Kelly danced with the London Festival Ballet from 1959 to 1966. He became assistant principal in 1963. He was a dancer with the Zurich Ballet from 1966 to 1967.

He was ballet master and principal dancer for the New Zealand Ballet from 1967 to 1968.

He danced with the National Ballet of Washington, D.C. from 1968 to 1970. He went to the Royal Ballet in 1970 as a principal, staying until 1976. At the Royal Ballet he created roles in
Glen Tetley's Field Figures (1970), Jack Carter's Shukumei, and Kenneth MacMillan's Playground (1979). He was often partnered with Margot Fonteyn.

Kelly was at Sadler's Wells Royal Ballet from 1976 to 1978, where he became ballet master and then assistant director, while continuing to perform some character roles.

He was made an Officer of the Most Excellent Order of the British Empire in 2005.

He became the artistic director of the Elmhurst Ballet School in 2008.

== Critical reaction ==

According to the Oxford Dictionary of Dance he was considered "not a virtuoso," but "a fine partner and actor" during his time at the Royal Ballet and was "a renowned Albrecht" in Giselle.

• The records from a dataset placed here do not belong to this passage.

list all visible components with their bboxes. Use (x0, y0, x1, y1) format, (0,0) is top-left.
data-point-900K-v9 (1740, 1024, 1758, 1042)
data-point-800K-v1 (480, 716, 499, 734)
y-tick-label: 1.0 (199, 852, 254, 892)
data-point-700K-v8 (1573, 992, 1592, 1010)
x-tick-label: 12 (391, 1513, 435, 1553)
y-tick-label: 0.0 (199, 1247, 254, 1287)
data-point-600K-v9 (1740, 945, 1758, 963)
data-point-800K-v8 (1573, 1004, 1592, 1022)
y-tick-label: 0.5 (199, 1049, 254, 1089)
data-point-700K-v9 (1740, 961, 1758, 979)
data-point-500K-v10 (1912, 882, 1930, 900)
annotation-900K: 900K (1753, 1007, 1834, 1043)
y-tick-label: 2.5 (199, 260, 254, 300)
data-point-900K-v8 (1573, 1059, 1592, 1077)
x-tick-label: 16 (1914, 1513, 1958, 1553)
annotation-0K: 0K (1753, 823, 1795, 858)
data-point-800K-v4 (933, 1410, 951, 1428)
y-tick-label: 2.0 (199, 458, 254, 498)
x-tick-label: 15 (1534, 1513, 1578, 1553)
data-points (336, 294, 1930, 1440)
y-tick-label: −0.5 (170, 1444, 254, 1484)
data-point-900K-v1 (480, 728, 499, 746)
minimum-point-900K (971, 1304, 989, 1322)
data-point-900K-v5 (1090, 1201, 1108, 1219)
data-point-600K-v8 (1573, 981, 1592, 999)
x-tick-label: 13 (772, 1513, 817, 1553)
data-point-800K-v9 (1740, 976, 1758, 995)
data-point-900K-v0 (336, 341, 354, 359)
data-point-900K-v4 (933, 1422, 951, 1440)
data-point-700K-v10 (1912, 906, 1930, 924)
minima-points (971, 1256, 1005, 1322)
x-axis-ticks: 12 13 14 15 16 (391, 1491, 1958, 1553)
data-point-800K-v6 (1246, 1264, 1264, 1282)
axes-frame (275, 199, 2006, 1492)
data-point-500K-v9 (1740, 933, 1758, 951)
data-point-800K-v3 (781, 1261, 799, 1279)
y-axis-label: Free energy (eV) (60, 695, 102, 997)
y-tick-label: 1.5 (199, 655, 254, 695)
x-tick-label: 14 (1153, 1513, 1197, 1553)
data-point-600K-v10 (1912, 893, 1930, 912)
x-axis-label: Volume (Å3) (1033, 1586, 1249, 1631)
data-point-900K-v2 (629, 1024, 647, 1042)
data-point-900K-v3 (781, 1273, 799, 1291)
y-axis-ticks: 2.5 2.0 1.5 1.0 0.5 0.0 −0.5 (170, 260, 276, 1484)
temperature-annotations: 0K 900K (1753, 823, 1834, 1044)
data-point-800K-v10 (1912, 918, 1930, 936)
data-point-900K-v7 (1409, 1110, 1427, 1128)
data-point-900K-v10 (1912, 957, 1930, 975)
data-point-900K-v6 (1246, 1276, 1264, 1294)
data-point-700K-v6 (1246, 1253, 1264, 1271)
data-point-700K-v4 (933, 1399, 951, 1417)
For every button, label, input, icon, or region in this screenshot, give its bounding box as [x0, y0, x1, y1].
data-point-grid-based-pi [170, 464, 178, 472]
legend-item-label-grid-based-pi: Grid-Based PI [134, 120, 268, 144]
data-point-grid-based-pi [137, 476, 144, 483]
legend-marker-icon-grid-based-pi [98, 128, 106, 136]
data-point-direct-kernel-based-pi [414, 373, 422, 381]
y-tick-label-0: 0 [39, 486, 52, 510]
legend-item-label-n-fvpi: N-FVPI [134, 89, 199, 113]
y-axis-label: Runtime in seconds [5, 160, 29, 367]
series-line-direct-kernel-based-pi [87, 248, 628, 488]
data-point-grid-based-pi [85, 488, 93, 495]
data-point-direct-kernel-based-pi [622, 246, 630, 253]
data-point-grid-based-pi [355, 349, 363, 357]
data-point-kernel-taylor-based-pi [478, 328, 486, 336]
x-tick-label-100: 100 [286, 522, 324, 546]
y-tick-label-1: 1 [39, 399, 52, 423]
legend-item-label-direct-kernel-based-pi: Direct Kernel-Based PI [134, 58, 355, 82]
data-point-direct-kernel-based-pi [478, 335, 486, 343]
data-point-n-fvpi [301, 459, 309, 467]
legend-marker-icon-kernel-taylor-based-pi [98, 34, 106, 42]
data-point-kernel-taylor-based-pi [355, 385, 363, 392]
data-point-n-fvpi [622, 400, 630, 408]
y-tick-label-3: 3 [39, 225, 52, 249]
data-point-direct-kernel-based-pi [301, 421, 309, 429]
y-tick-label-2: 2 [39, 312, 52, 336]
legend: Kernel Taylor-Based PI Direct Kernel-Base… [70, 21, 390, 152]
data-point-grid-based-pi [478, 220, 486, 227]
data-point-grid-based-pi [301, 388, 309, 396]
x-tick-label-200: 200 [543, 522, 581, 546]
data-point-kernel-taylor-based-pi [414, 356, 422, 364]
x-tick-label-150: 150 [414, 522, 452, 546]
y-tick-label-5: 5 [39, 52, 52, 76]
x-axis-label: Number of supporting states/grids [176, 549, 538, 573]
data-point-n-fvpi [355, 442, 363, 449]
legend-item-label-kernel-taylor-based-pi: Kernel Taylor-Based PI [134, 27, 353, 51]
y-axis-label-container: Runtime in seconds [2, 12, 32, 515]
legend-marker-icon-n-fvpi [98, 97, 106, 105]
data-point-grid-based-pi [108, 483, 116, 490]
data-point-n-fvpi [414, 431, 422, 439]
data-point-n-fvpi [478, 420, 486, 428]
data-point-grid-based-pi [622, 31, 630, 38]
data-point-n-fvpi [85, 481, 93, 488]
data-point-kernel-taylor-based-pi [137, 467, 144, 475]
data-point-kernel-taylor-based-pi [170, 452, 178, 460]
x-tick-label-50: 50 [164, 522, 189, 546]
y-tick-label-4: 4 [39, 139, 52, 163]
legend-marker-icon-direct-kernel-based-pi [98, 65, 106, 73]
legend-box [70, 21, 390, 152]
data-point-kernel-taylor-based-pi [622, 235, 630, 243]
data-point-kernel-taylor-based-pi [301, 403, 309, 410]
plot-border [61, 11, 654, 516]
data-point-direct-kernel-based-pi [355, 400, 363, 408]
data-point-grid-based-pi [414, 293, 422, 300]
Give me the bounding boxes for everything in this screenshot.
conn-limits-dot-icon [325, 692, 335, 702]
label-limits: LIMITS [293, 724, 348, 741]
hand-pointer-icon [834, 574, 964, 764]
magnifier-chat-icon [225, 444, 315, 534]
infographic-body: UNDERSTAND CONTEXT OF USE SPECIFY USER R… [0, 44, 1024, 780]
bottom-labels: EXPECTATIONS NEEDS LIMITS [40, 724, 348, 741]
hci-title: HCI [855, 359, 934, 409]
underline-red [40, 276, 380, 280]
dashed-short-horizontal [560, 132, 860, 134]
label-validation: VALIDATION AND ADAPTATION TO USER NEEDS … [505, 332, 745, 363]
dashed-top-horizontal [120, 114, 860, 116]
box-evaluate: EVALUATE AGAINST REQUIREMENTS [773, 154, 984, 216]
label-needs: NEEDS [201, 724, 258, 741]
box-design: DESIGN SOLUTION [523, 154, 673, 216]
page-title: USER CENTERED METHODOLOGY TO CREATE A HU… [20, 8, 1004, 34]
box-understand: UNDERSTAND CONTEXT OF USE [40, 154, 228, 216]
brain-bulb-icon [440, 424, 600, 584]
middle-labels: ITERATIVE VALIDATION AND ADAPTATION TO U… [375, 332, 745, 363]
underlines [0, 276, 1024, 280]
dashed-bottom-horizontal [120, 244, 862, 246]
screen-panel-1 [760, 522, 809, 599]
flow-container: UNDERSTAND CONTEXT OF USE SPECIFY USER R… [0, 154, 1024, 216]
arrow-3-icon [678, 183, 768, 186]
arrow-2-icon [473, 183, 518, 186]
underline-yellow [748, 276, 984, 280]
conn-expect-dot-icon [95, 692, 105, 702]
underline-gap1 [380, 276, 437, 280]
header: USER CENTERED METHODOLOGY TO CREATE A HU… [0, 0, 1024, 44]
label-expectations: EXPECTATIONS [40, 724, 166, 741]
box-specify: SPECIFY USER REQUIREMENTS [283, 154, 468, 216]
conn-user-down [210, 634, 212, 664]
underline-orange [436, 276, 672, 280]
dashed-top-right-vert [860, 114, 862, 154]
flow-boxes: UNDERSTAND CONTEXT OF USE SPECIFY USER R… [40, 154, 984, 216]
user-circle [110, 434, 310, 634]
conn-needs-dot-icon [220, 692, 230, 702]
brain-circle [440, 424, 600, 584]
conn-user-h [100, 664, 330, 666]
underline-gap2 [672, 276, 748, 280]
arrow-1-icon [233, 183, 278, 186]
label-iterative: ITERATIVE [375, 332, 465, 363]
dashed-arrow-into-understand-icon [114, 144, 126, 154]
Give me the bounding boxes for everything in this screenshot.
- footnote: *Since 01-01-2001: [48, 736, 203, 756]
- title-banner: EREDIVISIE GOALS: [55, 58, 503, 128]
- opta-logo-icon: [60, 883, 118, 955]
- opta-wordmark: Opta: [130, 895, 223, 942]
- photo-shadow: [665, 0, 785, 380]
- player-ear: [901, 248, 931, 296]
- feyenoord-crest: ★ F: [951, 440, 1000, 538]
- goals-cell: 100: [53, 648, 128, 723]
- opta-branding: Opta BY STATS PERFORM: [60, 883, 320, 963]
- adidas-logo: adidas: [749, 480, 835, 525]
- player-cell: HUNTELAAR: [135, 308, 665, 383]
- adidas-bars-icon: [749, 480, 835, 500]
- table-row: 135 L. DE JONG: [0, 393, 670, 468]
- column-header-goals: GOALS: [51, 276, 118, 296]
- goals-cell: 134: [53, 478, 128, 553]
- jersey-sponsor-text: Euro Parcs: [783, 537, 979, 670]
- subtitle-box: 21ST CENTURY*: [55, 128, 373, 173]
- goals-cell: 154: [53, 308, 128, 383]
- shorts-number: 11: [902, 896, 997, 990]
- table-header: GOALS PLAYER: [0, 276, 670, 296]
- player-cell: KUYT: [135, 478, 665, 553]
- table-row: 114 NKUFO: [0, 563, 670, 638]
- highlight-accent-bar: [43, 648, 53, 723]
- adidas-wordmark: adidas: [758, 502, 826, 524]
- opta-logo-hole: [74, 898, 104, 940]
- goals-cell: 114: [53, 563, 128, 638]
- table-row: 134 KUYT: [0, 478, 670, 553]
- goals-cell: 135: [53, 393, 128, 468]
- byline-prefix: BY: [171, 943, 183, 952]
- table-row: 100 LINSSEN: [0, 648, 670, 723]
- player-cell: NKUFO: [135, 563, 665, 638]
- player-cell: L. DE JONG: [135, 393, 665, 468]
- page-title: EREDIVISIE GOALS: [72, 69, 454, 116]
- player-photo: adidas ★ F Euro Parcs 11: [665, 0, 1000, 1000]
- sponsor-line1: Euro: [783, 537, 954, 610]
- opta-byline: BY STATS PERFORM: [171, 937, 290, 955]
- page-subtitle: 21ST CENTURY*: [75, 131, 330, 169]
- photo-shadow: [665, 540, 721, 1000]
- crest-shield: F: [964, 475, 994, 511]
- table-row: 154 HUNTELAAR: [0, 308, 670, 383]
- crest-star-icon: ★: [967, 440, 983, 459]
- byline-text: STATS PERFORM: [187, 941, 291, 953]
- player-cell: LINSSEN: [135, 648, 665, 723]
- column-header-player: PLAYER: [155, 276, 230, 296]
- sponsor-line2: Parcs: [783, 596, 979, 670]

In 1978, he performed as Albrecht in Giselle with the Eglevsky Ballet at Hofstra University on Long Island. Critic Anna Kisselgoff wrote in the New York Times that "His Albrecht had a strong dramatic presence, with careful nuances in tone" and he was "a fine partner." She added that, "Although his last solo showed him to be less than the perfect classical dancer, his characterization gave a production that stressed drama over dancing the weight it needed."

== Personal life ==
He married New Zealand ballet dancer Denise Le Comte.